Scope: Per-flow-step deduplication (same item can be processed by different flows)
Persistence: Stored in wp_datamachine_processed_items table
Cleanup: Automatic cleanup with job completion

Source Type Identifiers

wordpress_local – Local WordPress posts
wordpress_media – Local media files
files – File processing
rss – RSS feed items
reddit – Reddit posts
google_sheets – Spreadsheet data
wordpress_api – External WordPress API content
universal_web_scraper – Universal web scraper items

Configuration Patterns

Handler Config Structure

$handler_config = [
    'flow_step_id' => $flow_step_id, // Added by engine
    'handler_specific_key' => [
        'setting1' => 'value1',
        'setting2' => 'value2'
    ]
];

Common Settings

Timeframe Filtering:

all_time – No time restriction
24_hours, 72_hours, 7_days, 30_days – Recent content

Content Selection:

Specific ID targeting
Random vs. chronological selection
Search/keyword filtering

Authentication:

OAuth credentials stored separately
Handler-specific auth configuration
Automatic token refresh

Error Handling

Configuration Errors

Missing Required Settings:

if (empty($required_setting)) {
    do_action('datamachine_log', 'error', 'Handler: Missing required setting', [
        'handler' => 'handler_name',
        'setting' => 'required_setting'
    ]);
    return ['processed_items' => []];
}

API Errors

External Service Failures:

Network timeouts logged and handled gracefully
Authentication failures return empty results
Rate limiting respected with appropriate delays

Data Processing Errors

Malformed Content:

Invalid data structures handled gracefully
Missing required fields use fallback values
Logging provides detailed error context

Performance Considerations

Single Item Execution Model

All fetch handlers follow the system-wide Single Item Execution Model:

Finds first eligible unprocessed item.
Marks as processed immediately to prevent concurrency issues.
Returns exactly one DataPacket (or an empty array if no new content exists).
Ensures job-level isolation and reliability.

Memory Optimization

Minimal data structures in memory
Stream processing for large files
Immediate garbage collection after processing

API Efficiency

Minimal API calls per execution
Efficient queries with proper filtering
Connection pooling where available

Integration with AI Steps

Pipeline Context Integration

Fetch handlers provide essential metadata that AI steps use for content processing and tool execution:

Source URL Storage: WordPress Local, WordPress API, and WordPress Media handlers store source_url in database via centralized datamachine_engine_data filter enabling both publish handlers (link attribution) and update handlers (post identification) to access URLs.

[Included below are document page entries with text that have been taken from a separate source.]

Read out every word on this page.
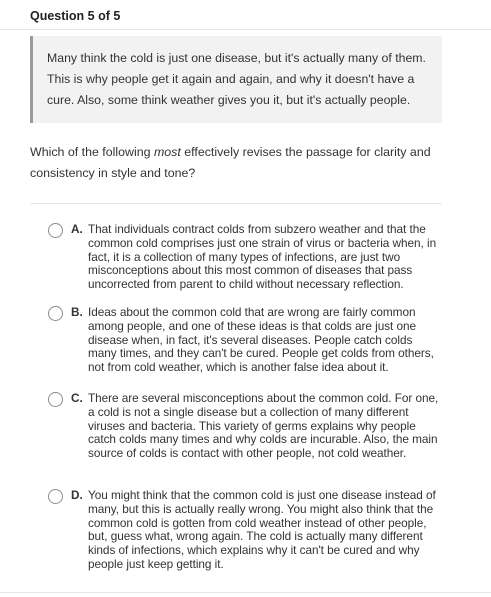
Question 5 of 5
Many think the cold is just one disease, but it's actually many of them. This is why people get it again and again, and why it doesn't have a cure. Also, some think weather gives you it, but it's actually people.
Which of the following most effectively revises the passage for clarity and consistency in style and tone?
A. That individuals contract colds from subzero weather and that the common cold comprises just one strain of virus or bacteria when, in fact, it is a collection of many types of infections, are just two misconceptions about this most common of diseases that pass uncorrected from parent to child without necessary reflection.
B. Ideas about the common cold that are wrong are fairly common among people, and one of these ideas is that colds are just one disease when, in fact, it's several diseases. People catch colds many times, and they can't be cured. People get colds from others, not from cold weather, which is another false idea about it.
C. There are several misconceptions about the common cold. For one, a cold is not a single disease but a collection of many different viruses and bacteria. This variety of germs explains why people catch colds many times and why colds are incurable. Also, the main source of colds is contact with other people, not cold weather.
D. You might think that the common cold is just one disease instead of many, but this is actually really wrong. You might also think that the common cold is gotten from cold weather instead of other people, but, guess what, wrong again. The cold is actually many different kinds of infections, which explains why it can't be cured and why people just keep getting it.
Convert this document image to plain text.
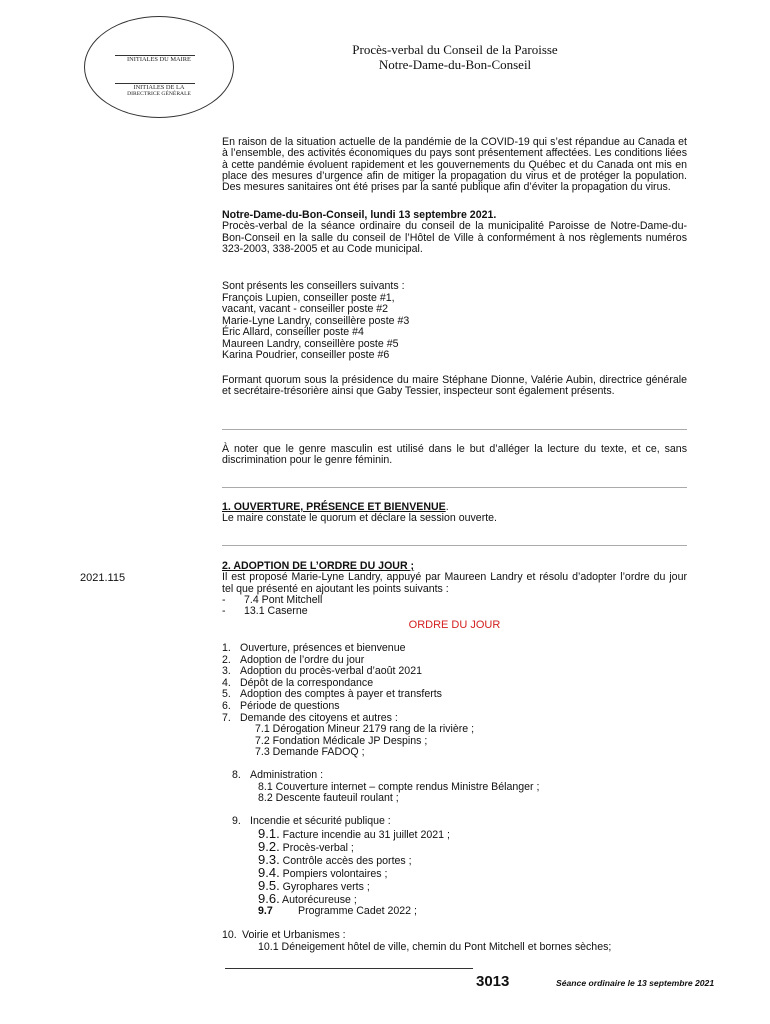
INITIALES DU MAIRE
INITIALES DE LA
DIRECTRICE GÉNÉRALE
Procès-verbal du Conseil de la Paroisse
Notre-Dame-du-Bon-Conseil
En raison de la situation actuelle de la pandémie de la COVID-19 qui s’est répandue au Canada et à l’ensemble, des activités économiques du pays sont présentement affectées. Les conditions liées à cette pandémie évoluent rapidement et les gouvernements du Québec et du Canada ont mis en place des mesures d’urgence afin de mitiger la propagation du virus et de protéger la population. Des mesures sanitaires ont été prises par la santé publique afin d’éviter la propagation du virus.
Notre-Dame-du-Bon-Conseil, lundi 13 septembre 2021.
Procès-verbal de la séance ordinaire du conseil de la municipalité Paroisse de Notre-Dame-du-Bon-Conseil en la salle du conseil de l’Hôtel de Ville à conformément à nos règlements numéros 323-2003, 338-2005 et au Code municipal.
Sont présents les conseillers suivants :
François Lupien, conseiller poste #1,
vacant, vacant - conseiller poste #2
Marie-Lyne Landry, conseillère poste #3
Éric Allard, conseiller poste #4
Maureen Landry, conseillère poste #5
Karina Poudrier, conseiller poste #6
Formant quorum sous la présidence du maire Stéphane Dionne, Valérie Aubin, directrice générale et secrétaire-trésorière ainsi que Gaby Tessier, inspecteur sont également présents.
À noter que le genre masculin est utilisé dans le but d’alléger la lecture du texte, et ce, sans discrimination pour le genre féminin.
1. OUVERTURE, PRÉSENCE ET BIENVENUE.
Le maire constate le quorum et déclare la session ouverte.
2021.115
2. ADOPTION DE L’ORDRE DU JOUR ;
Il est proposé Marie-Lyne Landry, appuyé par Maureen Landry et résolu d’adopter l’ordre du jour tel que présenté en ajoutant les points suivants :
- 7.4 Pont Mitchell
- 13.1 Caserne
ORDRE DU JOUR
1. Ouverture, présences et bienvenue
2. Adoption de l’ordre du jour
3. Adoption du procès-verbal d’août 2021
4. Dépôt de la correspondance
5. Adoption des comptes à payer et transferts
6. Période de questions
7. Demande des citoyens et autres :
7.1 Dérogation Mineur 2179 rang de la rivière ;
7.2 Fondation Médicale JP Despins ;
7.3 Demande FADOQ ;
8. Administration :
8.1 Couverture internet – compte rendus Ministre Bélanger ;
8.2 Descente fauteuil roulant ;
9. Incendie et sécurité publique :
9.1. Facture incendie au 31 juillet 2021 ;
9.2. Procès-verbal ;
9.3. Contrôle accès des portes ;
9.4. Pompiers volontaires ;
9.5. Gyrophares verts ;
9.6. Autorécureuse ;
9.7 Programme Cadet 2022 ;
10. Voirie et Urbanismes :
10.1 Déneigement hôtel de ville, chemin du Pont Mitchell et bornes sèches;
3013	Séance ordinaire le 13 septembre 2021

Content Structure: All handlers structure content in consistent format that AI steps process through the modular AI directive system.

Metadata Preservation: Handler metadata (original titles, dates) flows through pipeline to AI tools via ToolParameters while URLs are accessed via engine data filter.

Tool-First Architecture Support

Fetch handlers seamlessly integrate with the tool-first AI architecture using centralized engine data storage:

// Fetch stores engine data via centralized filter (separate from AI data, array storage)
if ($job_id) {
    apply_filters('datamachine_engine_data', null, $job_id, [
        'source_url' => $source_url,
        'image_url' => $image_url
    ]);
}

// AI step processes clean content without URL pollution
// Update tools access source_url via centralized datamachine_engine_data filter
// Publishing tools receive clean content via ToolParameters

Integration Examples

Basic Fetch Handler Usage

$wordpress_handler = new WordPress();
$result = $wordpress_handler->get_fetch_data(
    $pipeline_id,
    ['wordpress_posts' => ['post_type' => 'post']],
    $job_id
);
// Returns: ['processed_items' => [...]]
// Engine data stored separately in database via centralized datamachine_engine_data filter

With Deduplication

foreach ($potential_items as $item) {
    $is_processed = apply_filters('datamachine_is_item_processed', false, 
        $flow_step_id, 'my_source', $item['id']);
    
    if (!$is_processed) {
        do_action('datamachine_mark_item_processed', $flow_step_id, 
            'my_source', $item['id'], $job_id);
        return [$this->create_data_packet($item)];
    }
}
return ['processed_items' => []]; // No unprocessed items

Extension Development

Custom Fetch Handler

class CustomFetchHandler {
    public function get_fetch_data(int $pipeline_id, array $handler_config, ?string $job_id = null): array {
        // Extract configuration
        $config = $handler_config['custom_source'] ?? [];
        $flow_step_id = $handler_config['flow_step_id'] ?? null;

        // Fetch data from source
        $items = $this->fetch_from_source($config);

        // Process first unprocessed item
        foreach ($items as $item) {
            if ($flow_step_id) {
                $is_processed = apply_filters('datamachine_is_item_processed', false,
                    $flow_step_id, 'custom_source', $item['id']);

                if ($is_processed) continue;

                do_action('datamachine_mark_item_processed', $flow_step_id,
                    'custom_source', $item['id'], $job_id);
            }

            // Store engine data via centralized filter (array storage)
            if ($job_id) {
                apply_filters('datamachine_engine_data', null, $job_id, [
                    'source_url' => $item['url'],
                    'image_url' => $item['image'] ?? ''
                ]);
            }

            return ['processed_items' => [$this->create_data_packet($item)]];
        }

        return ['processed_items' => []];
    }
}